Research Paper Volume 13, Issue 7 pp 9582—9591
LCZ696 ameliorates lipopolysaccharide-induced endothelial injury
- 1 Department of Cardiology, NO.215 Hospital of Shaanxi Nuclear Industry, Xianyang 712000, China
- 2 Department of Pathology, NO.215 Hospital of Shaanxi Nuclear Industry, Xianyang 712000, China
Received: October 16, 2020 Accepted: January 14, 2021 Published: April 11, 2021https://doi.org/10.18632/aging.202692
How to Cite
Copyright © 2021 Gao et al. This is an open access article distributed under the terms of the Creative Commons Attribution License (CC BY 3.0), which permits unrestricted use, distribution, and reproduction in any medium, provided the original author and source are credited.

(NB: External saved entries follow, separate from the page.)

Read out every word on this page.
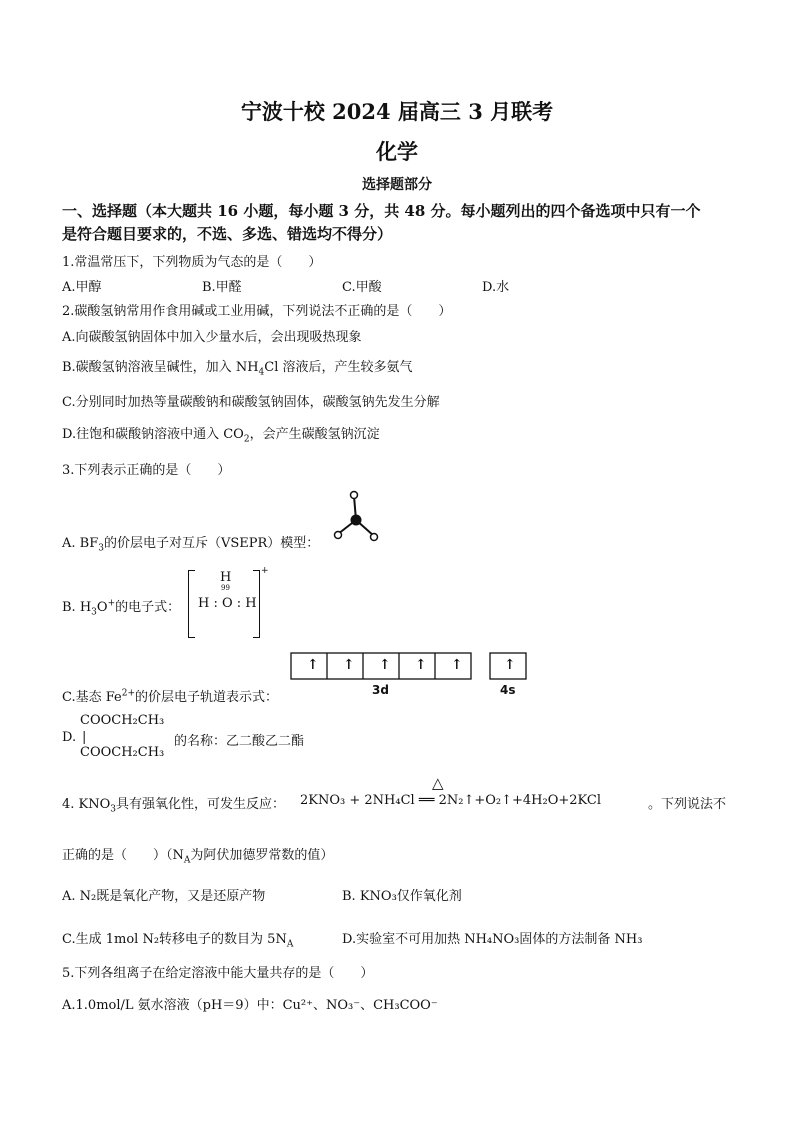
宁波十校 2024 届高三 3 月联考
化学
选择题部分
一、选择题（本大题共 16 小题，每小题 3 分，共 48 分。每小题列出的四个备选项中只有一个
是符合题目要求的，不选、多选、错选均不得分）
1.常温常压下，下列物质为气态的是（　　）
A.甲醇	B.甲醛	C.甲酸	D.水
2.碳酸氢钠常用作食用碱或工业用碱，下列说法不正确的是（　　）
A.向碳酸氢钠固体中加入少量水后，会出现吸热现象
B.碳酸氢钠溶液呈碱性，加入 $NH_4Cl$ 溶液后，产生较多氨气
C.分别同时加热等量碳酸钠和碳酸氢钠固体，碳酸氢钠先发生分解
D.往饱和碳酸钠溶液中通入 $CO_2$，会产生碳酸氢钠沉淀
3.下列表示正确的是（　　）
A. $BF_3$的价层电子对互斥（VSEPR）模型：
B. $H_3O^+$的电子式：
H
99
H : O : H
+
↑ ↑ ↑ ↑ ↑	↑
3d	4s
C.基态 $Fe^{2+}$的价层电子轨道表示式：
COOCH₂CH₃
D. |
COOCH₂CH₃
的名称：乙二酸乙二酯
4. $KNO_3$具有强氧化性，可发生反应： 2KNO₃ + 2NH₄Cl ══ 2N₂↑+O₂↑+4H₂O+2KCl
△
。下列说法不
正确的是（　　）（$N_A$为阿伏加德罗常数的值）
A. N₂既是氧化产物，又是还原产物	B. KNO₃仅作氧化剂
C.生成 1mol N₂转移电子的数目为 $5N_A$	D.实验室不可用加热 NH₄NO₃固体的方法制备 NH₃
5.下列各组离子在给定溶液中能大量共存的是（　　）
A.1.0mol/L 氨水溶液（pH＝9）中：Cu²⁺、NO₃⁻、CH₃COO⁻
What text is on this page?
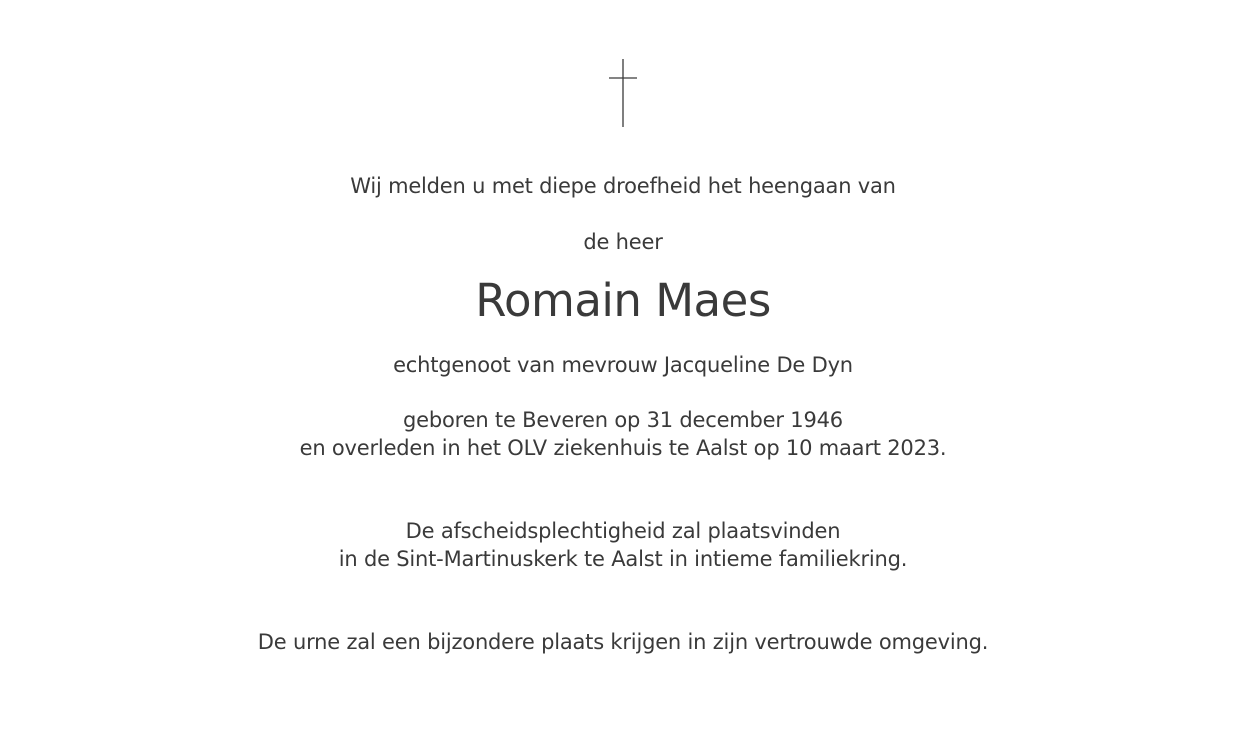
Wij melden u met diepe droefheid het heengaan van
de heer
Romain Maes
echtgenoot van mevrouw Jacqueline De Dyn
geboren te Beveren op 31 december 1946
en overleden in het OLV ziekenhuis te Aalst op 10 maart 2023.
De afscheidsplechtigheid zal plaatsvinden
in de Sint-Martinuskerk te Aalst in intieme familiekring.
De urne zal een bijzondere plaats krijgen in zijn vertrouwde omgeving.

Lipopolysaccharide (LPS)-induced endothelial dysfunction plays an important role in the pathogenesis of cardiovascular diseases. LCZ696, the dual-acting angiotensin receptor blocker, and neprilysin inhibitor has been used for the treatment of heart failure with reduced ejection fraction. Recent work suggests that LCZ696 therapy might have an anti-inflammatory effect in cardiovascular tissue. In the current study, we show that LCZ696 attenuates LPS-induced oxidative stress by reducing the production of intracellular reactive oxygen species (ROS) and the measurements of malonyl dialdehyde (MDA) level in human umbilical vascular endothelial cells (HUVECs). LCZ696 inhibits LPS-induced expressions and secretions of the pro-inflammatory cytokines, interleukin-6 (IL-6), interleukin-1α (IL-1α), and tumor necrosis factor β (TNF-β) as well as the chemokines, monocyte chemotactic protein 1 (MCP-1), and chemokine (C-X-C motif) ligand 1 protein (CXCL1). Additionally, we found that LCZ696 reduces LPS-induced expressions of vascular cell adhesion molecule 1 (VCAM-1) and P-selectin and the attachment of U937 monocytes to HUVECs. Mechanistically, LCZ696 prevents LPS-induced activation of the TLR4/Myd88 pathway and nuclear translocation of nuclear factor kappa-B (NF-κB) p65 factor. Based on these findings, we conclude that LCZ696 is capable of ameliorating LPS-induced endothelial dysfunction via anti-inflammatory properties.